Julia Santibáñez

Mi de veras lugar de salvación

LA UTORA

Julia Santibáñez
Julia Santibáñez
Por:

Una anciana analfabeta y con el ojo vacío cuenta romances antiguos de guerras. De amores. Mejor dicho: no los cuenta, los canta. La mujer, poquita, reúne a chicos imantados por sus historias. Cuando fallece y la velan, una niña que solía escucharla piensa, por primera vez, que a partir de las palabras quizá el ser humano pueda triunfar sobre la muerte. Ella es, años después, Lídia Jorge, escritora portuguesa quien el sábado recibió el Premio FIL de Literatura en Lenguas Romances. 

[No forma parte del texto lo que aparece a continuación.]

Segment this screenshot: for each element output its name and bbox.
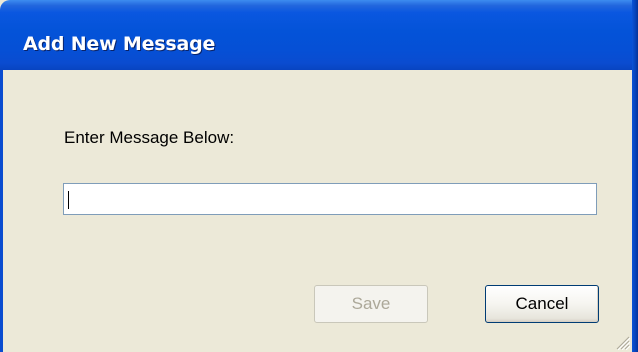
add-message-dialog: Add New Message Enter Message Below: Sav…	[0, 0, 638, 352]
title-bar[interactable]: Add New Message	[0, 0, 635, 70]
save-button[interactable]: Save	[314, 285, 428, 323]
window-frame-right	[632, 0, 638, 352]
cancel-button[interactable]: Cancel	[485, 285, 599, 323]
message-prompt-label: Enter Message Below:	[64, 128, 235, 147]
window-title: Add New Message	[23, 33, 216, 55]
text-caret	[68, 191, 69, 209]
resize-grip-icon[interactable]	[616, 336, 630, 350]
message-input[interactable]	[63, 183, 597, 215]
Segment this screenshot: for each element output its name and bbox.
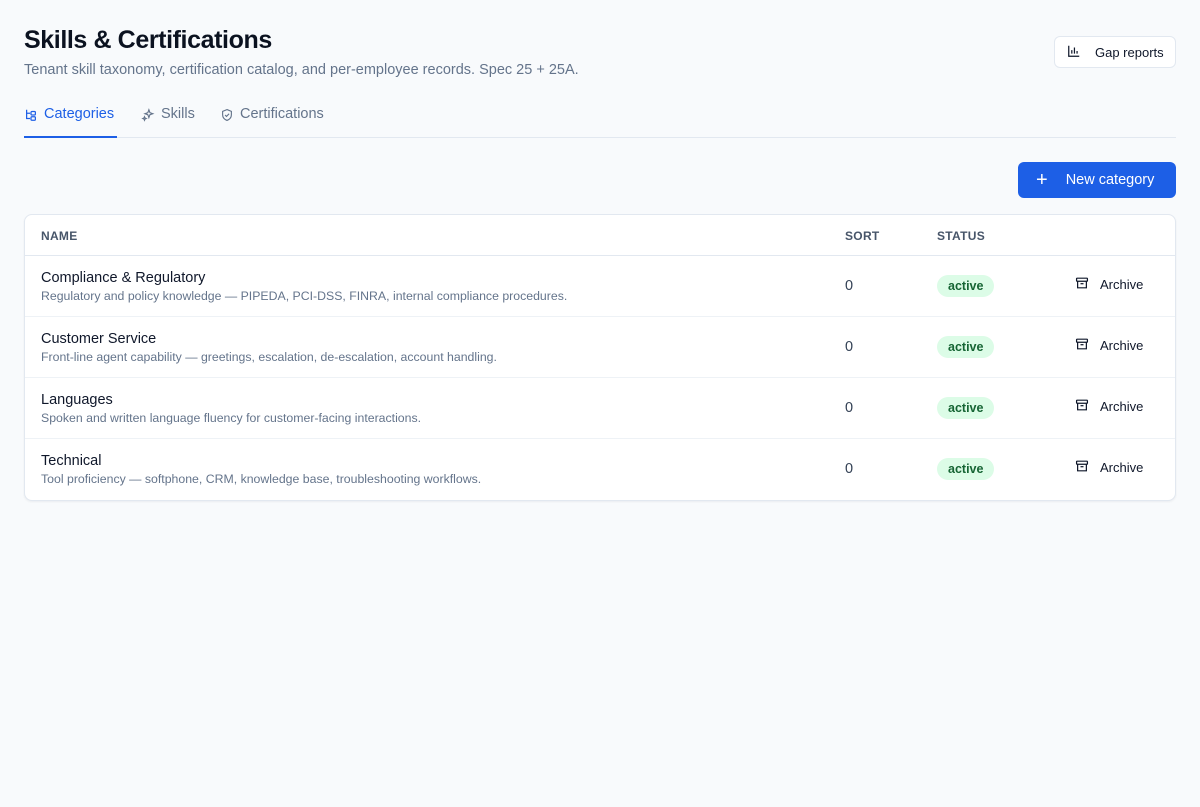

En su discurso la narradora habla de María Encarnación, tocada por el fulgor poético y que, sin embargo, no conoció la felicidad de los libros. Imagina a la vieja cimbrada ante la escritura de Pessoa, Camões, Yourcenar, Dante, Cervantes, Woolf, Rulfo y Agustina Bessa-Luís, los viajes interiores que hubiera podido dar asumiendo la poesía como su forma de engañar al destino, de no sentirse por un rato la señora añosa sino alguien más, porque “¿no es acaso la literatura la prueba de que uno se puede convertir en otros a través del lenguaje? ¿Y esa fuerza de alteridad no es acaso tanto el motor de la belleza como la base de la compasión?”, se pregunta.

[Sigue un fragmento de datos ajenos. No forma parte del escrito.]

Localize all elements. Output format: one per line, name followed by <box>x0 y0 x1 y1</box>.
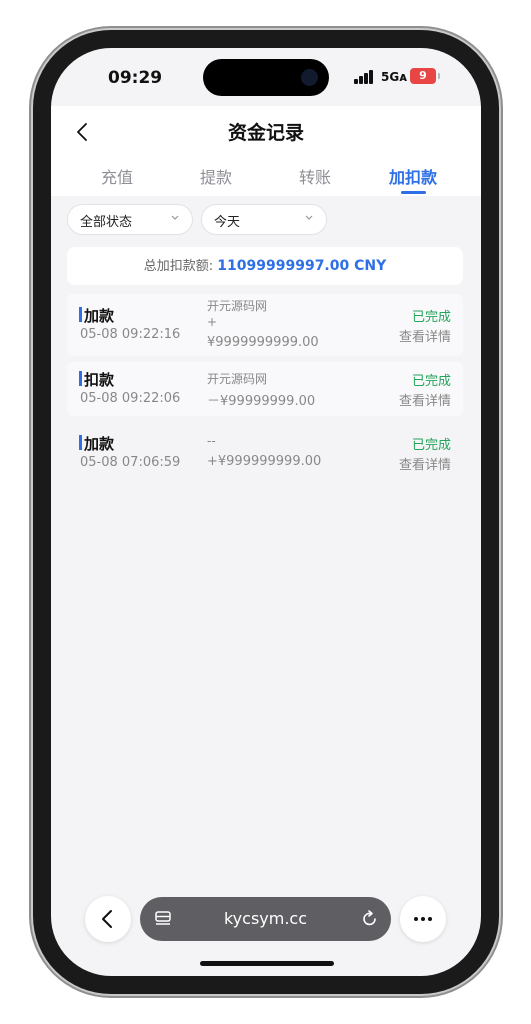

Sus palabras cortan como bisturí hasta llegar a mi hueso más hondo, a la certeza que ahí tengo tatuada: la poesía y la narrativa no sólo regalan belleza, también me permiten trascender la limitada condición humana, vivir la existencia de otros. De mi enemigo incluso. Cuando leo, los encuentro demasiado similares a mí misma en el miedo, la alegría, el asombro. Imposible no darme cuenta de que soy ellos. Necesito a los demás para mirarme. José Gordon, mi amigo, lo resume con tino: “Al leer nos metemos por un instante en el incendio que ocurre dentro de la piel de otra persona”.

Gracias a los libros he sido la niña abollada de violencias de Lo que dijo Harriet; “Job”, el postergado que pelea su destino angosto en el poema de Concha Urquiza; el emperador incapaz de entender por qué abofetea a quien ama en Memorias de Adriano; la amante ajenada que puso su corazón bajo el hachazo de un adiós tremendo en “Lamentación de Dido”; el prestamista Shylock ganoso de cobrar su odio en El mercader de Venecia; la Madame Bovary deseosa de escapar de la mediocridad.

La antigua inteligencia de la empatía opera en los libros. Por eso los estimo indispensables hoy, cuando parece triunfar en México la barbarie de quienes ningunean la vida de los demás, consideran nadie a quien no sea ellos mismos. Creo que en la lectura es posible la compasión, ese “com-padecer” o “padecer con otros”.

Ahora extraño estar como cada año en la Feria Internacional del Libro de Guadalajara, pero levanto más conmovida que nunca la bandera de lo dicho por Lídia Jorge: “Las literaturas son lugares de salvación”. Han sido el mío. De veras sí.